Mr. Trump had defined the strategy with three features:

  1. that U.S. troops would remain involved in the country until “conditions” mandated their return;
  2. that the U.S. would put Pakistan on notice for its support to the Taliban and a political settlement with the Taliban would only follow “after an effective military effort”; and
  3. that the policy would hinge on further developing the strategic partnership with India

However, today, we can easily see that each element of the U.S.’s policy on the ground has shifted, if not been entirely reversed.

The appointment of special envoy Zalmay Khalilzad in September to lead talks with the Taliban shows that the U.S. is no longer waiting for military operations to take effect.

Mr. Trump wrote a letter to Pakistan Prime Minister Imran Khan thanking him for his efforts.

Mr. Khalilzad’s direct talks with the Taliban didn’t even have President Ashraf Ghani in the loop and  the National Unity government (NUG) in Kabul was cut out.

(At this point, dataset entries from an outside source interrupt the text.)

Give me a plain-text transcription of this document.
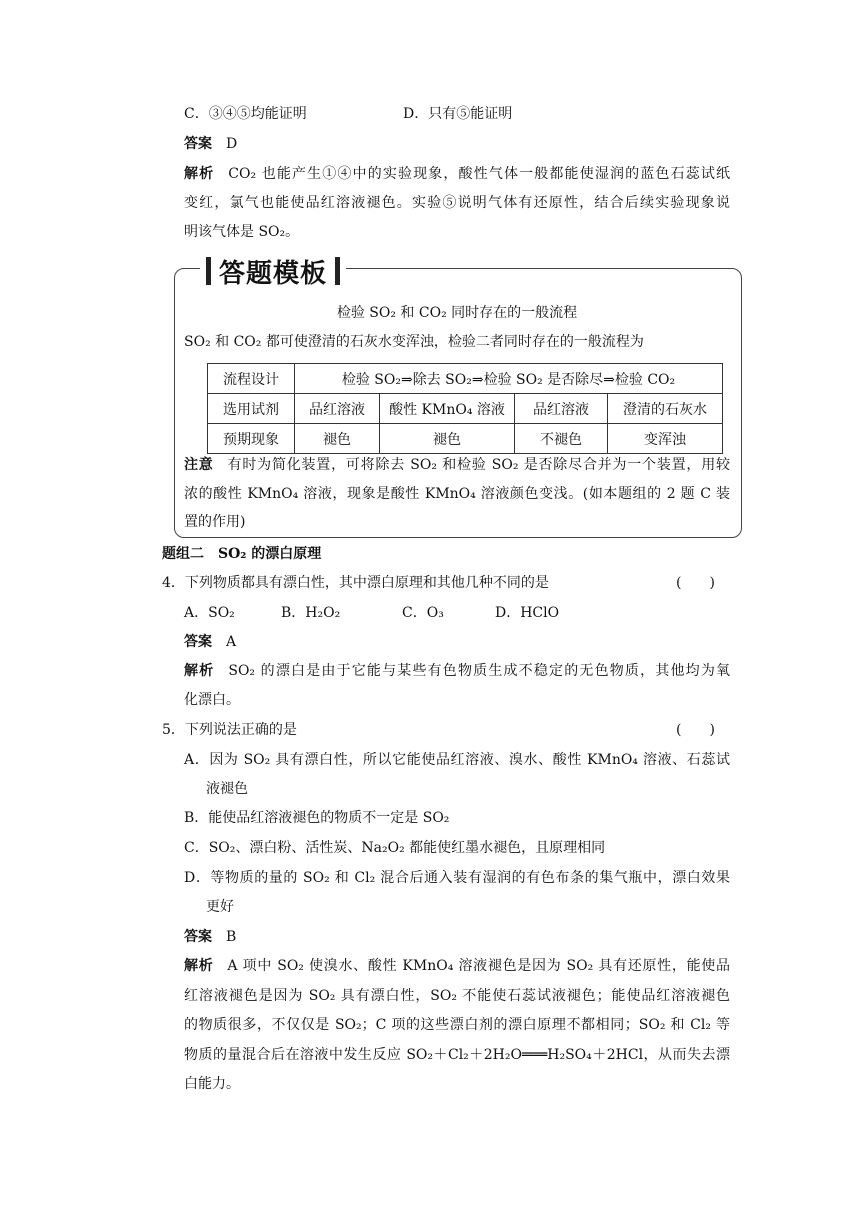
C．③④⑤均能证明	D．只有⑤能证明
答案 D
解析 CO₂ 也能产生①④中的实验现象，酸性气体一般都能使湿润的蓝色石蕊试纸
变红，氯气也能使品红溶液褪色。实验⑤说明气体有还原性，结合后续实验现象说
明该气体是 SO₂。
答题模板
检验 SO₂ 和 CO₂ 同时存在的一般流程
SO₂ 和 CO₂ 都可使澄清的石灰水变浑浊，检验二者同时存在的一般流程为
流程设计	检验 SO₂⇒除去 SO₂⇒检验 SO₂ 是否除尽⇒检验 CO₂			
选用试剂	品红溶液	酸性 KMnO₄ 溶液	品红溶液	澄清的石灰水
预期现象	褪色	褪色	不褪色	变浑浊
注意 有时为简化装置，可将除去 SO₂ 和检验 SO₂ 是否除尽合并为一个装置，用较
浓的酸性 KMnO₄ 溶液，现象是酸性 KMnO₄ 溶液颜色变浅。(如本题组的 2 题 C 装
置的作用)
题组二　SO₂ 的漂白原理
4．下列物质都具有漂白性，其中漂白原理和其他几种不同的是	(　　)
A．SO₂	B．H₂O₂	C．O₃	D．HClO
答案 A
解析 SO₂ 的漂白是由于它能与某些有色物质生成不稳定的无色物质，其他均为氧
化漂白。
5．下列说法正确的是	(　　)
A．因为 SO₂ 具有漂白性，所以它能使品红溶液、溴水、酸性 KMnO₄ 溶液、石蕊试
液褪色
B．能使品红溶液褪色的物质不一定是 SO₂
C．SO₂、漂白粉、活性炭、Na₂O₂ 都能使红墨水褪色，且原理相同
D．等物质的量的 SO₂ 和 Cl₂ 混合后通入装有湿润的有色布条的集气瓶中，漂白效果
更好
答案 B
解析 A 项中 SO₂ 使溴水、酸性 KMnO₄ 溶液褪色是因为 SO₂ 具有还原性，能使品
红溶液褪色是因为 SO₂ 具有漂白性，SO₂ 不能使石蕊试液褪色；能使品红溶液褪色
的物质很多，不仅仅是 SO₂；C 项的这些漂白剂的漂白原理不都相同；SO₂ 和 Cl₂ 等
物质的量混合后在溶液中发生反应 SO₂＋Cl₂＋2H₂O═══H₂SO₄＋2HCl，从而失去漂
白能力。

This reversed the previous U.S. position not to engage the Taliban until it engages the NUG.

Exit of Defence Secretary James Mattis is one more concern. Mr. Mattis had pushed most strenuously to keep India in the Afghan game by swinging a waiver for India on Chabahar and Iran oil purchases. It remains to be seen whether Mr. Trump will continue those waivers past May this year.


  • The internal situation in Afghanistan is aggravated now by the uncertainty of the democratic process.
  • Doubts have been casted against Government’s inability to conduct Parliamentary elections.
  • Presidential elections have been postponed.

For India, these developments may appear discouraging. The removal or reduction of the U.S. presence from most theatres of action has created space for regional players: leaving Syria to Iran and its allies; Yemen to Saudi Arabia; Afghanistan to players like Russia, Pakistan and Iran; and Pakistan to China.

India’s best course with Afghanistan remains its own regional strategy, not becoming a part of any other country’s strategy. Close bilateral consultations has earned India immense popularity and goodwill.